Can someone tell me the derivative of the following determinant ($\Psi\in\mathbb{R}^{p\times p}$, $Z\in\mathbb{R}^{p\times q}$, $\alpha\in\mathbb{R}^q$)
- $\frac{\partial}{\partial \Psi} \log|\Psi+(Z\alpha)(Z\alpha)^T|=?$
- $\frac{\partial}{\partial \alpha} \log|\Psi+(Z\alpha)(Z\alpha)^T|=?$
$\Psi$ is a symmetric positive definite matrix. Thank you very much!
It's been quite a while since this question was posted so there may not be much use with this answer. However, I stumbled upon needing to perform a very similar derivative myself recently so figured I'd post it here to help in the future.

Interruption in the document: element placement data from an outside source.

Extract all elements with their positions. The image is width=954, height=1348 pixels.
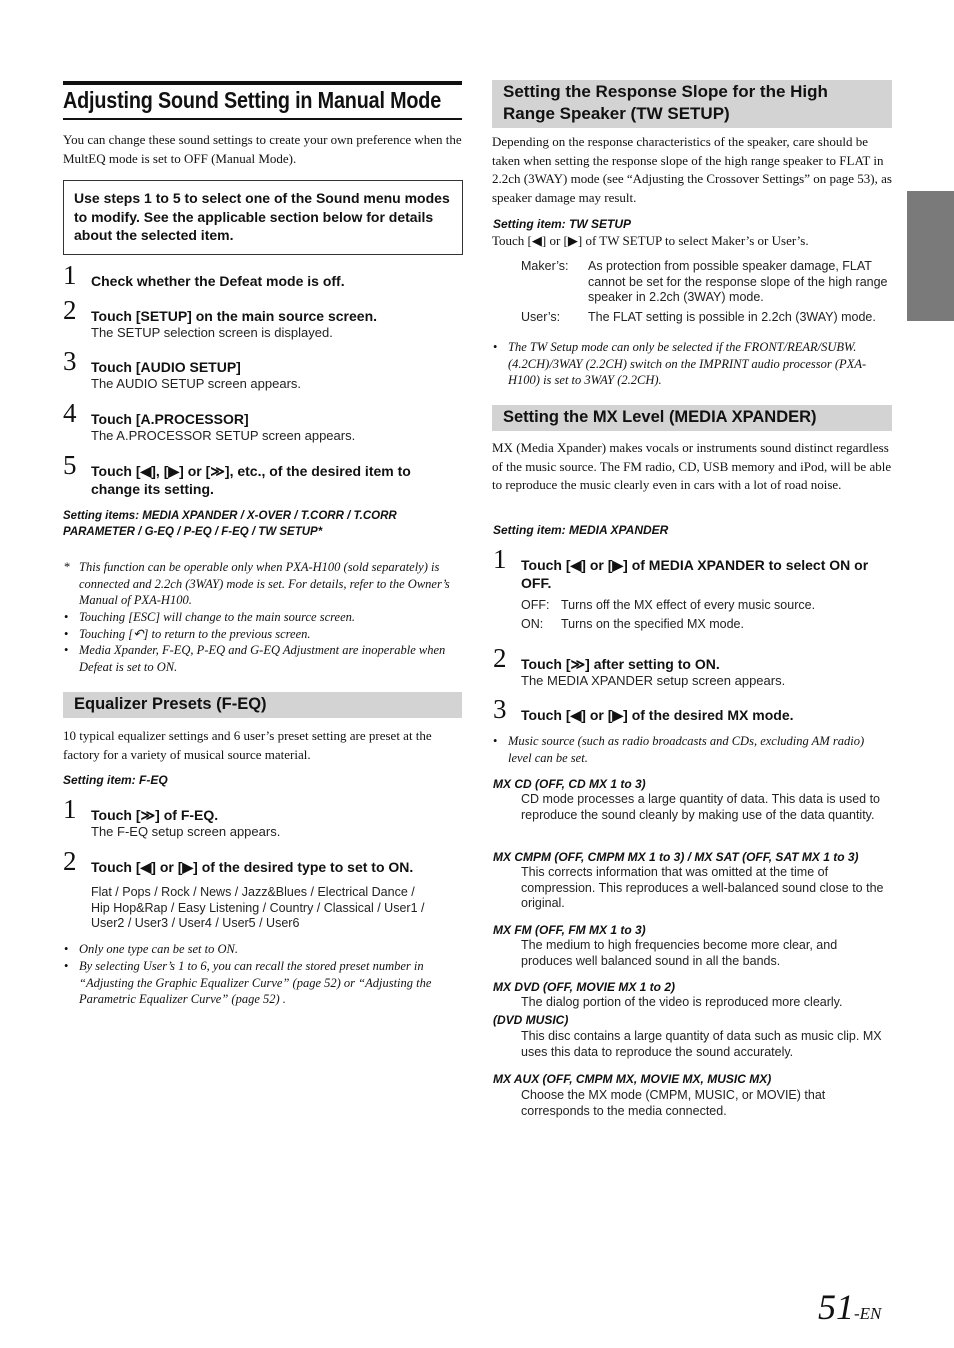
note-text: Media Xpander, F-EQ, P-EQ and G-EQ Adjustment are inoperable when Defeat is set to ON. (79, 643, 446, 674)
tw-option-makers-label: Maker’s: (521, 259, 569, 273)
step-number: 3 (493, 694, 507, 724)
note-text: By selecting User’s 1 to 6, you can recall the stored preset number in “Adjusting the Graphic Equalizer Curve” (page 52) or “Adjusting the Parametric Equalizer Curve” (page 52) . (79, 959, 432, 1006)
note-text: The TW Setup mode can only be selected if the FRONT/REAR/SUBW. (4.2CH)/3WAY (2.2CH) switch on the IMPRINT audio processor (PXA-H100) is set to 3WAY (2.2CH). (508, 340, 867, 387)
note-defeat (64, 642, 461, 675)
note-return (64, 626, 461, 643)
mx-mode-dvd-music-head: (DVD MUSIC) (493, 1013, 569, 1027)
mx-off-text: Turns off the MX effect of every music source. (561, 598, 816, 612)
note-bullet: • (493, 734, 498, 748)
step-desc: The F-EQ setup screen appears. (91, 824, 281, 839)
step-number: 2 (63, 295, 77, 325)
feq-intro: 10 typical equalizer settings and 6 user’s preset setting are preset at the factory for a variety of musical source material. (63, 728, 432, 762)
mx-mode-fm-head: MX FM (OFF, FM MX 1 to 3) (493, 923, 646, 937)
tw-option-makers-text: As protection from possible speaker damage, FLAT cannot be set for the response slope of the high range speaker in 2.2ch (3WAY) mode. (588, 259, 888, 305)
title-bottom-rule (63, 118, 462, 120)
note-bullet: * (64, 560, 71, 574)
note-bullet: • (64, 627, 69, 641)
feq-note-users (64, 958, 461, 1008)
step-number: 1 (493, 544, 507, 574)
step-text: Touch [≫] after setting to ON. (521, 656, 720, 672)
instruction-box: Use steps 1 to 5 to select one of the Sound menu modes to modify. See the applicable section below for details about the selected item. (63, 180, 463, 255)
note-esc (64, 609, 461, 626)
mx-off-label: OFF: (521, 598, 550, 612)
mx-mode-cd-text: CD mode processes a large quantity of data. This data is used to reproduce the sound cleanly by making use of the data quantity. (521, 792, 880, 822)
mx-mode-cd-head: MX CD (OFF, CD MX 1 to 3) (493, 777, 646, 791)
note-text: Touching [↶] to return to the previous screen. (79, 627, 311, 641)
step-text: Touch [A.PROCESSOR] (91, 411, 249, 427)
step-number: 2 (63, 846, 77, 876)
section-heading-text: Equalizer Presets (F-EQ) (74, 695, 267, 713)
note-bullet: • (64, 610, 69, 624)
feq-setting-item: Setting item: F-EQ (63, 773, 168, 787)
tw-option-users-text: The FLAT setting is possible in 2.2ch (3WAY) mode. (588, 310, 876, 324)
mx-intro: MX (Media Xpander) makes vocals or instruments sound distinct regardless of the music source. The FM radio, CD, USB memory and iPod, will be able to reproduce the music clearly even in cars with a lot of road noise. (492, 440, 892, 493)
step-number: 1 (63, 260, 77, 290)
page-number-suffix: -EN (854, 1304, 882, 1323)
step-desc: The SETUP selection screen is displayed. (91, 325, 333, 340)
step-desc: The MEDIA XPANDER setup screen appears. (521, 673, 786, 688)
step-number: 1 (63, 794, 77, 824)
mx-mode-cmpm-head: MX CMPM (OFF, CMPM MX 1 to 3) / MX SAT (OFF, SAT MX 1 to 3) (493, 850, 859, 864)
mx-mode-fm-text: The medium to high frequencies become more clear, and produces well balanced sound in all the bands. (521, 938, 838, 968)
section-heading-mx (492, 405, 892, 431)
section-heading-feq (63, 692, 462, 718)
page-number-value: 51 (818, 1287, 854, 1327)
mx-setting-item: Setting item: MEDIA XPANDER (493, 523, 669, 537)
step-text: Touch [◀] or [▶] of MEDIA XPANDER to select ON or OFF. (521, 557, 869, 591)
mx-mode-dvd-text: The dialog portion of the video is reproduced more clearly. (521, 995, 843, 1009)
section-heading-line2: Range Speaker (TW SETUP) (503, 104, 730, 123)
note-bullet: • (64, 942, 69, 956)
section-heading-line1: Setting the Response Slope for the High (503, 82, 828, 101)
note-text: Only one type can be set to ON. (79, 942, 238, 956)
tw-note (493, 339, 888, 389)
note-bullet: • (64, 643, 69, 657)
note-text: This function can be operable only when PXA-H100 (sold separately) is connected and 2.2ch (3WAY) mode is set. For details, refer to the Owner’s Manual of PXA-H100. (79, 560, 450, 607)
step-text: Touch [AUDIO SETUP] (91, 359, 241, 375)
note-text: Touching [ESC] will change to the main source screen. (79, 610, 356, 624)
note-bullet: • (493, 340, 498, 354)
section-heading-tw-setup (492, 80, 892, 128)
mx-on-text: Turns on the specified MX mode. (561, 617, 744, 631)
note-asterisk (64, 559, 461, 609)
page-number (818, 1286, 881, 1328)
mx-mode-aux-text: Choose the MX mode (CMPM, MUSIC, or MOVIE) that corresponds to the media connected. (521, 1088, 826, 1118)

The first question is to evaluate the following:
$$% {{\partial }\over{\partial \Psi}} \log \left| {\bf F}\left( \Psi \right)\right| % $$
where ${\bf F}\left( \Psi \right)$ is some matrix function of the matrix variable $\Psi$. For your example ${\bf F }\left(\Psi\right) = \Psi + (Za)(Za)^{T}$. As mentioned in the comments the chain rule is the correct way to proceed. Namely, the fact that
$$% {{\partial }\over{\partial \Psi}} \log \left| {\bf F}\left( \Psi \right)\right| = \left| {\bf F}\left( \Psi \right)\right|^{-1} {{\partial \left| {\bf F}\left( \Psi \right)\right|}\over{\partial \Psi}} % $$
From this stage, the determinant needs to be calculated. A few of the books I've seen performing this derivative seem to skip the general formulation of how to form this derivative explicitly for a matrix function argument. It is
$$% {{\partial \left| {\bf F}\left( \Psi \right)\right|}\over{\partial \Psi}} = \left| {\bf F}\left( \Psi \right)\right| \mbox{tr} \left( {\bf F}\left(\Psi\right) ^{-1} {{\partial {\bf F}\left( \Psi \right)}\over{\partial \Psi}}\right) % $$
Therefore executing this identity for your problem (and noting the symmetry of the $\Psi$ variable) gives
\begin{align}% {{\partial }\over{\partial \Psi}} \log \left| {\bf F}\left( \Psi \right)\right| &= {\bf F}\left(\Psi\right) ^{-1} + {\bf F}\left(\Psi\right) ^{-1^{T}} - \mbox{diag}\left({\bf F}\left(\Psi\right) ^{-1}\right) \\ &= 2{\bf F}\left(\Psi\right) ^{-1} - \mbox{diag}\left({\bf F}\left(\Psi\right) ^{-1}\right) % \end{align}
The second example follows from this with the exact same machinery. Noting that the derivative of a trace with respect to a scalar will still give a scalar.